The function takes the syntax as gl(n, k, labels)
The following parameters have been used in the above syntax:
- n- This is an integer which defines the number of levels.
- k- This is an integer that specifies the number of replications.
-
labels- this is a vector of labels representing the resulting factor levels.
Consider the example given below which shows how the function can be used:
- vec <- gl(2, 3, labels = c("Texas", "Seattle","Boston"))
Then we print the contents of the vector,
- > vec <- gl(2, 3, labels = c("Texas", "Seattle","Boston"))
- > vec
- [1] Texas Texas Texas Seattle Seattle Seattle
- Levels: Texas Seattle Boston
- >
We can also create a factor directly from the factor() function. The following example demonstrates this:
- x <- factor(c("Married", "married", "single", "single"));
We can then print out the contents of the factor:
- > x <- factor(c("Married", "married", "single", "single"));
- > x
- [1] Married married single single
- Levels: married Married single
- >
The elements of a factor can be accessed in the same way as those of a vector. For example, Here is our factor x.
Let us access the 2nd element of the factor:
The script will run as follows:
- > x[2]
- [1] married
- Levels: married Married single
- >
Let us access the 1st and the 3rd elements of the factor:
It will return the following:
- >
- > x[c(1, 3)]
- [1] Married single
- Levels: married Married single
- >
Let us access all the factor elements except for the 1st one:
It prints the following output:
- >
- > x[-1]
- [1] married single single
- Levels: married Married single
- >
To modify the elements of a vector, we only have to use simple reassignments. However, it’s impossible for us to choose components outside its predefined levels.
We have changed the value of the 3rd element from single to married.

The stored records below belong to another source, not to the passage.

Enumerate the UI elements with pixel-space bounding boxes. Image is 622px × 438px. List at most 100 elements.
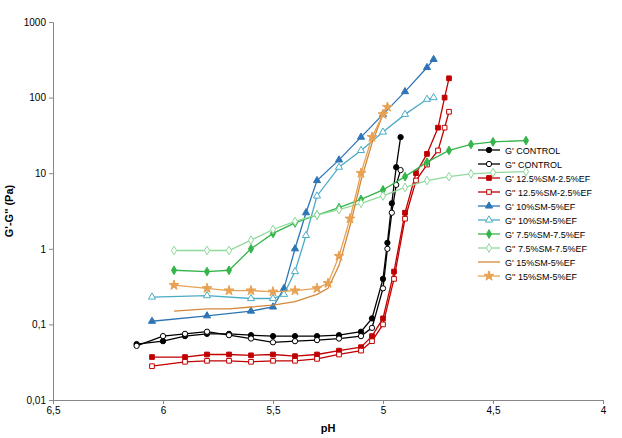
- marker: [249, 353, 254, 358]
- marker: [334, 251, 344, 260]
- marker: [226, 246, 231, 255]
- legend-item: G' CONTROL: [478, 146, 560, 156]
- marker: [224, 285, 234, 294]
- tick-mark: [49, 249, 53, 250]
- marker: [204, 267, 209, 276]
- marker: [160, 333, 165, 338]
- marker: [401, 110, 408, 116]
- marker: [226, 266, 231, 275]
- marker: [150, 364, 155, 369]
- tick: 0,01: [27, 395, 53, 406]
- tick: 1: [40, 244, 53, 255]
- marker: [414, 171, 419, 176]
- marker: [270, 333, 275, 338]
- marker: [302, 209, 309, 215]
- marker: [183, 355, 188, 360]
- marker: [359, 348, 364, 353]
- legend-marker: [485, 202, 492, 208]
- legend-marker: [484, 271, 494, 280]
- tick-label: 100: [29, 92, 46, 103]
- marker: [249, 359, 254, 364]
- marker: [204, 246, 209, 255]
- legend-marker: [486, 230, 491, 239]
- legend-marker: [485, 216, 492, 222]
- marker: [248, 244, 253, 253]
- marker: [424, 158, 429, 167]
- marker: [246, 285, 256, 294]
- legend-label: G' CONTROL: [505, 146, 560, 156]
- marker: [380, 192, 385, 201]
- legend-item: G'' CONTROL: [478, 160, 562, 170]
- marker: [379, 128, 386, 134]
- tick: 5,5: [267, 400, 281, 416]
- marker: [169, 280, 179, 289]
- tick: 1000: [24, 17, 53, 28]
- marker: [398, 134, 403, 139]
- legend-label: G'' 15%SM-5%EF: [505, 272, 577, 282]
- x-axis: 6,5 6 5,5 5 4,5 4: [47, 400, 607, 416]
- marker: [401, 87, 408, 93]
- legend-marker: [486, 161, 491, 166]
- tick-mark: [49, 22, 53, 23]
- marker: [424, 176, 429, 185]
- marker: [182, 331, 187, 336]
- tick: 0,1: [32, 319, 53, 330]
- marker: [148, 293, 155, 299]
- marker: [314, 337, 319, 342]
- marker: [380, 286, 385, 291]
- legend-item: G'' 12.5%SM-2.5%EF: [478, 188, 592, 198]
- legend-label: G'' 7.5%SM-7.5%EF: [505, 244, 587, 254]
- axis-line: [54, 401, 604, 405]
- marker: [313, 176, 320, 182]
- marker: [271, 352, 276, 357]
- tick: 10: [35, 168, 53, 179]
- tick-mark: [603, 400, 604, 404]
- legend-label: G' 12.5%SM-2.5%EF: [505, 174, 591, 184]
- marker: [385, 246, 390, 251]
- marker: [398, 167, 403, 172]
- legend-item: G' 7.5%SM-7.5%EF: [478, 230, 586, 240]
- marker: [312, 283, 322, 292]
- tick: 100: [29, 92, 53, 103]
- marker: [292, 333, 297, 338]
- marker: [337, 352, 342, 357]
- marker: [442, 125, 447, 130]
- marker: [369, 325, 374, 330]
- marker: [270, 225, 275, 234]
- marker: [291, 245, 298, 251]
- legend-label: G' 10%SM-5%EF: [505, 202, 576, 212]
- tick: 4: [601, 400, 607, 416]
- marker: [171, 266, 176, 275]
- marker: [204, 329, 209, 334]
- marker: [436, 125, 441, 130]
- legend: G' CONTROL G'' CONTROL G' 12.5%SM-2.5%EF G'…: [478, 146, 592, 282]
- marker: [358, 199, 363, 208]
- marker: [202, 283, 212, 292]
- tick: 4,5: [487, 400, 501, 416]
- marker: [446, 146, 451, 155]
- tick-label: 5: [381, 405, 387, 416]
- tick: 6: [161, 400, 167, 416]
- marker: [247, 294, 254, 300]
- marker: [382, 102, 392, 111]
- marker: [414, 178, 419, 183]
- marker: [381, 322, 386, 327]
- marker: [314, 211, 319, 220]
- tick-mark: [49, 173, 53, 174]
- marker: [171, 246, 176, 255]
- series-line: [152, 59, 434, 321]
- marker: [323, 278, 333, 287]
- marker: [293, 354, 298, 359]
- marker: [392, 277, 397, 282]
- chart: 6,565,554,540,010,11101001000pHG'-G'' (P…: [0, 0, 622, 438]
- marker: [423, 95, 430, 101]
- legend-item: G' 15%SM-5%EF: [478, 258, 576, 268]
- marker: [345, 214, 355, 223]
- marker: [227, 352, 232, 357]
- tick-label: 6,5: [47, 405, 61, 416]
- marker: [358, 333, 363, 338]
- marker: [335, 163, 342, 169]
- tick-mark: [49, 324, 53, 325]
- marker: [302, 231, 309, 237]
- marker: [292, 217, 297, 226]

The code should run as follows:
- >
- > x[3] <- "married"
- >
-
- > x
- [1] Married married married single
- Levels: married Married single
- >
The above output shows that the change was made successfully. In our case, we only have two levels, married and single. If we attempt to assign a value that is outside this, we will get a warning message.
This will run as follows:
- >
- > x[3] <- "divorced"
- Warning message:
- In `[<-.factor`(`*tmp*`, 3, value = "divorced") :
- invalid factor level, NA generated
- >
Summary
In this article, I demonstrated how to create factors in R using R console and perform various operations on a factor such as accessing factor elements using indexing technique, accessing elements which are not in factor, and modifying the elements of a factor. Proper coding snippets along with output have been provided.